Colpito da una intensa ondata di calore, il Nord Italia negli ultimi giorni ha messo al centro del dibattito la sicurezza di tutti quei lavoratori che passano ore per strada e, di conseguenza, sono più esposti alle ostili condizioni climatiche. Nello specifico è stato il Comune di Milano ad accendere i riflettori sulla questione, decidendo di intervenire immediatamente per tutelare la salute dei lavoratori della gig economy, ossia quel modello economico basato su prestazioni occasionali, temporanee e a chiamata.
Pubblicata il 7 luglio, la nuova ordinanza impone diverse limitazioni alle consegne a domicilio per i ciclo-fattorini proprio a ridosso del pranzo, concentrandosi sulla fascia più calda che va dalle 12:30 alle 16:00, orario in cui la temperatura raggiunge i picchi più pericolosi per chi si sposta soprattutto in bicicletta. Questa decisione, nonostante miri a tutelare una categoria, fa nascere profonde perplessità sul fronte della retribuzione: interrompere il servizio nel momento più "redditizio" della giornata, infatti, vuol dire di fatto guadagnare di meno, aprendo così la complessa discussione sulla sostenibilità economica di questo stop.
Stop ai rider durante l'ora di pranzo: cosa prevede la nuova normativa
L'ordinanza del Comune di Milano è entrata in vigore il 7 luglio ed è valida fino al 23 settembre 2026. Il testo, che integra e rafforza il precedente provvedimento adottato dalla Regione Lombardia il 9 giugno, impone nuove regole alle società committenti che gestiscono, organizzano e intermediano le prestazioni di consegna tramite piattaforme digitali. Nello specifico, la normativa obbliga le aziende a ridurre o sospendere del tutto l'assegnazione delle consegne nella fascia oraria compresa tra le 12:30 e le 16:00, intervenendo direttamente sulla programmazione digitale e rallentando l'algoritmo delle applicazioni. Queste limitazioni non scattano in automatico ogni giorno, ma sono connesse ai dati forniti dalla mappa ‘Worklimate‘ sviluppata da Inail-CNR: il blocco, infatti, si attiva solo quando il livello di rischio termico viene classificato "alto".
Oltre allo stop orario, il Comune di Milano ha introdotto precisi obblighi di welfare a carico delle piattaforme, che devono monitorare le condizioni climatiche per informare i lavoratori in tempo reale. Le aziende, inoltre, stando a quanto riportato dal Comune, sono anche tenute a garantire soluzioni concrete per il benessere dei rider lungo i percorsi, mettendo a disposizione acqua potabile, turni che prevedano pause adeguate e l'individuazione di specifiche aree per trovare un po' d'ombra nei momenti più caldi.

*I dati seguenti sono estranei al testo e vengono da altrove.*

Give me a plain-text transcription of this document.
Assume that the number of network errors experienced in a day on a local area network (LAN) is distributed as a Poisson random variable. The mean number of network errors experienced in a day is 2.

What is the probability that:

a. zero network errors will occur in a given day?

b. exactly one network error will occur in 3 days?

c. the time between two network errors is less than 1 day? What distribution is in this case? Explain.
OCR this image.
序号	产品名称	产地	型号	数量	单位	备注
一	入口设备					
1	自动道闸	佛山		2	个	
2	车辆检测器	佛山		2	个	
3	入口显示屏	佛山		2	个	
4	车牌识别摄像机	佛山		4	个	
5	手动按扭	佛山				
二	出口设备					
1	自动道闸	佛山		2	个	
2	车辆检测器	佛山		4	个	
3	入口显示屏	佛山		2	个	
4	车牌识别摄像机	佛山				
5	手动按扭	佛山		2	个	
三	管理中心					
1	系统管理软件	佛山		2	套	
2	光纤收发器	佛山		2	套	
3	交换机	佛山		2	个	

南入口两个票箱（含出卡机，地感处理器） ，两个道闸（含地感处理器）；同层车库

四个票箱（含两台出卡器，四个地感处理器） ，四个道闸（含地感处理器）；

Infine, per evitare che i fattorini tentino di aggirare i limiti pur di non perdere i loro guadagni, l'ordinanza vieta l'erogazione di qualsiasi premio o bonus economico legato alla rapidità di consegna o al volume di quest'ultima durante le ore o le giornate a rischio elevato.

Tutela dei lavoratori contro mancato guadagno: il paradosso sempre attuale
La fonte comunale sull’ordinanza anti-caldo di Milano afferma che il provvedimento estende la tutela alla “categoria dei lavoratori delle piattaforme digitali di consegna” e riguarda i “ciclo-fattorini con utilizzo della bicicletta esposti al caldo estremo nel territorio del Comune di Milano”.
Anche per questo motivo, la reazione dei ciclo-fattorini è andata ben oltre la soddisfazione per la tutela nei propri confronti. Infatti, bloccare l'algoritmo a ridosso del pranzo limita in modo significativo una finestra molto remunerativa della giornata di lavoro, se non addirittura quella principale. Questi lavoratori, quindi, si trovano di fronte a un paradosso: la tutela della salute si traduce in una riduzione forzata delle ore lavorative e in un crollo delle entrate mensili.
Anche Manuel Giovanati, segretario generale di Felsa Cisl Lombardia, si è espresso sul nodo dei salari, tutt'altro che un dettaglio marginale: "La risposta più immediata del rider è ‘non posso lavorare nella fascia in cui si guadagna di più‘. Il diritto alla salute va tutelato, ma va coniugato con il diritto a continuare a lavorare". Il sindacalista, infine, ha richiesto un incontro con il Comune di Milano, per provare a costruire strumenti di sostegno economico attraverso la contrattazione ed evitare disagi in un momento cruciale della stagione lavorativa.